The remarkable increase in the incidence of melanoma has led to increased interest in the disease from diagnostic, management, and basic science perspectives. In 1935 the risk of developing melanoma in the United States was roughly 1 in 1500. The risk is closer to 1 in 87 in the modern era. This is a worldwide phenomenon (Pizzaro Redondo et al., 1998).
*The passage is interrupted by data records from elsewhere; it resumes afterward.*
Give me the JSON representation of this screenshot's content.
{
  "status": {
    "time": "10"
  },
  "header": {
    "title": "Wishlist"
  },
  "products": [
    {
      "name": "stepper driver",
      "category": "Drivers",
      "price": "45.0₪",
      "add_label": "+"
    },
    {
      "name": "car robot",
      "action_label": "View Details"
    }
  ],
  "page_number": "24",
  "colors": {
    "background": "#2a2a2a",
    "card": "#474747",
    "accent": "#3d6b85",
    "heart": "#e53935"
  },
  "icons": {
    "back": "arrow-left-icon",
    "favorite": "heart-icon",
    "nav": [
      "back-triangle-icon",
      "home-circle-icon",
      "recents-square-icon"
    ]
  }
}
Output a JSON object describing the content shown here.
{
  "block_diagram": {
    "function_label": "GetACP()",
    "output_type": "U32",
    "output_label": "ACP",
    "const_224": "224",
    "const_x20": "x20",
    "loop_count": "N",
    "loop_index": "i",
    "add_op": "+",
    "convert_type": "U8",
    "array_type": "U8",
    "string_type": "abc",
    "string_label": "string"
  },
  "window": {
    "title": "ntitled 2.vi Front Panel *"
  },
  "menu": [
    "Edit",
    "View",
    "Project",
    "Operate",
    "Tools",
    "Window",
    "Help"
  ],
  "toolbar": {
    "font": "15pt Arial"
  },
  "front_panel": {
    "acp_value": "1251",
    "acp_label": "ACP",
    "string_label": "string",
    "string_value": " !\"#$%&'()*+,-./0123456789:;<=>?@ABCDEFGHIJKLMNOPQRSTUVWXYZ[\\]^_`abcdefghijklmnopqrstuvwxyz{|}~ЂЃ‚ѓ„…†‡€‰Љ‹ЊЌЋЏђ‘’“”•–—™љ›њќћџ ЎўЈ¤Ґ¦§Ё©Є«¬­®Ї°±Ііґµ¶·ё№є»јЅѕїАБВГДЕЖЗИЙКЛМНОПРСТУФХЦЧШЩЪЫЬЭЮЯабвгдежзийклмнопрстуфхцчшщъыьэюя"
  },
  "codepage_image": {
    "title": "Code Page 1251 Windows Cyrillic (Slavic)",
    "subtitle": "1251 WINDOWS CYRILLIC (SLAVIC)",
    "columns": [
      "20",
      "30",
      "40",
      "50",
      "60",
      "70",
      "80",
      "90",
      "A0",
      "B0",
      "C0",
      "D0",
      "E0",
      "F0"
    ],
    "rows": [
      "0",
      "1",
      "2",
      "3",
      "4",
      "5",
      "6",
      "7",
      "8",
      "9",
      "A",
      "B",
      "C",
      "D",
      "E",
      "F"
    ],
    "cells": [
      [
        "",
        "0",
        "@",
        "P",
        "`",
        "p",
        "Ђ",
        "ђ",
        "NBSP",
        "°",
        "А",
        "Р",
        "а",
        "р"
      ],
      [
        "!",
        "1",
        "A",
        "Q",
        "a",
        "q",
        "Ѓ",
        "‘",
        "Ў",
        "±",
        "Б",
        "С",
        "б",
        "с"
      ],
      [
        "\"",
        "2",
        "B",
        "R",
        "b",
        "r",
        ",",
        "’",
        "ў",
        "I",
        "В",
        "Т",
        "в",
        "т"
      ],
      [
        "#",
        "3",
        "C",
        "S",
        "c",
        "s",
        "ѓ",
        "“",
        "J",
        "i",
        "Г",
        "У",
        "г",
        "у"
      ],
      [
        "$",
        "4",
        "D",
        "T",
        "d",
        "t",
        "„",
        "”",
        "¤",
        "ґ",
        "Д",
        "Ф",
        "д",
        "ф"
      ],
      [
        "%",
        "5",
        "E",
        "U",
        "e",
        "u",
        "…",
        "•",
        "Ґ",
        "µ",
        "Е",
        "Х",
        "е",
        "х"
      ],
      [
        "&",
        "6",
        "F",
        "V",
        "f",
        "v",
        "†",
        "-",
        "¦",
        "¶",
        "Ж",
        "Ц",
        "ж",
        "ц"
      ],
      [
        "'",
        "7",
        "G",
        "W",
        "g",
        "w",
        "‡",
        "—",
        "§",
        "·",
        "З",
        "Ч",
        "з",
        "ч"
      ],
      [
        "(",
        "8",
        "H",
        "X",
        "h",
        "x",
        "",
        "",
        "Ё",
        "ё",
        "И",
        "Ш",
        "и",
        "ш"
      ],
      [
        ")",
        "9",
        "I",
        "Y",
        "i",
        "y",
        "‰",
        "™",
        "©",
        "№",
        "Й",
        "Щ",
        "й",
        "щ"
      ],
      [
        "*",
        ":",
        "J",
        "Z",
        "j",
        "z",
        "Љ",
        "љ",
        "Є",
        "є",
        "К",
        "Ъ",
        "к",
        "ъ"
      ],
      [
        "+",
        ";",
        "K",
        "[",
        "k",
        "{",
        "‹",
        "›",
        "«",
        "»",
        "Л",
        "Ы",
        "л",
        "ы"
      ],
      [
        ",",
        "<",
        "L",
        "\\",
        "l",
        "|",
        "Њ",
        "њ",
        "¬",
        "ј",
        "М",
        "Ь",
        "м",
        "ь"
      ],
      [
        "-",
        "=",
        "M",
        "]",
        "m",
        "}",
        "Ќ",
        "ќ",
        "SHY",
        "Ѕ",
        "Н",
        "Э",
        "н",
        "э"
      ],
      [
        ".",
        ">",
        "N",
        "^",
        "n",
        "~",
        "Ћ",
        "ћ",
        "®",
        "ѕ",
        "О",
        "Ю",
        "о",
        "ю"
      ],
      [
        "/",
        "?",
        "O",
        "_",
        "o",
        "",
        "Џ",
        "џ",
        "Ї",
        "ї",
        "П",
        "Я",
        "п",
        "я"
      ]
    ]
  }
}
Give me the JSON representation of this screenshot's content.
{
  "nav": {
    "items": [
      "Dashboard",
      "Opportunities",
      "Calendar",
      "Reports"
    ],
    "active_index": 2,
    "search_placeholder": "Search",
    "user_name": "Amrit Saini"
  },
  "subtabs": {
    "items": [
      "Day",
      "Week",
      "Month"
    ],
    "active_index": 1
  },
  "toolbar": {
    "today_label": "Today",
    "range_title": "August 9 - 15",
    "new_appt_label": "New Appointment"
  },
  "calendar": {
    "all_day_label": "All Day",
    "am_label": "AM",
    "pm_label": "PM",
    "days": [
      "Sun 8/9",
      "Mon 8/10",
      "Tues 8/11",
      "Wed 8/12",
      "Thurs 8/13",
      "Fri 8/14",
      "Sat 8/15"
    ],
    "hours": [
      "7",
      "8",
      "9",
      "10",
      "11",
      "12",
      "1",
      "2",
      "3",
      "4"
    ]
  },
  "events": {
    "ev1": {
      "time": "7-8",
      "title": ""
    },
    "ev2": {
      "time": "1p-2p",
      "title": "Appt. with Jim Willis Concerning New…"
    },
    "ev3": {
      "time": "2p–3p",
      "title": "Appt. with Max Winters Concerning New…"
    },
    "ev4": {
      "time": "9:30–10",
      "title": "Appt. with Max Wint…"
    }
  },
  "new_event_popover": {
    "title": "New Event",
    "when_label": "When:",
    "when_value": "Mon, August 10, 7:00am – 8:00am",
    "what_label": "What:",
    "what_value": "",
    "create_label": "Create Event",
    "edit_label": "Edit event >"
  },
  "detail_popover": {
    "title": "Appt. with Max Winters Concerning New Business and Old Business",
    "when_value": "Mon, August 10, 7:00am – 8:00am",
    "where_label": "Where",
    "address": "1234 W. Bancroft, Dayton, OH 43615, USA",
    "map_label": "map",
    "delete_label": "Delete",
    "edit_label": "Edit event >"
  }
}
Analysis of the risk of developing melanoma helps to identify those individuals who must be more closely examined and followed. One of the most important risk factors is the presence of a changing mole, which is associated with a higher probability of melanoma, emphasizing the importance of self-examination so as to facilitate prompt presentation to a physician for evaluation. Certainly, the presence of many nevi is in itself a risk factor and necessitates follow-up. The risk associated with dysplastic nevi rises according to the number of dysplastic nevi present in a given patient, the presence of a prior melanoma, and a family history of dysplastic nevi and melanoma. A patient who has multiple dysplastic nevi, a prior history of melanoma, and a family history of melanoma may have a risk several hundredfold higher than a person without these characteristics. Siblings with dysplastic nevi in the setting of familial melanoma have a very high lifetime risk of developing melanoma if another sibling similarly affected develops melanoma (Greene et al., 1985). A person with a single dysplastic nevus without any history of melanoma in the family may have a several-fold increased risk of melanoma compared with someone who has no dysplastic nevi. In contrast, a history of sun sensitivity or multiple blistering sunburns does not, in isolation, confer more than a three- or four-fold increase in risk compared with persons without these factors. Risk has been discussed by several authors in several series and varies according to the series (Lewis and Johnson, 1968; Rhodes and Melski, 1982; Doherty and MacKie, 1986; Rhodes et al., 1987; Rigel et al., 1988, 1989; Garbe et al., 1989; Grob et al., 1990; Rhodes, 1994). The striking variation in the number of melanomas associated with nevi deserves comment. Series have been reported with incidences varying from 15% to 85% (Stadler and Garbe, 1990; Elder et al., 1981). In patients with dysplastic nevi, as many as 70% or more of melanomas arise in association with precursor dysplastic nevi (Elder et al., 1981). A striking association between plantar nevi and melanoma was observed decades ago (Lewis and Johnson, 1968).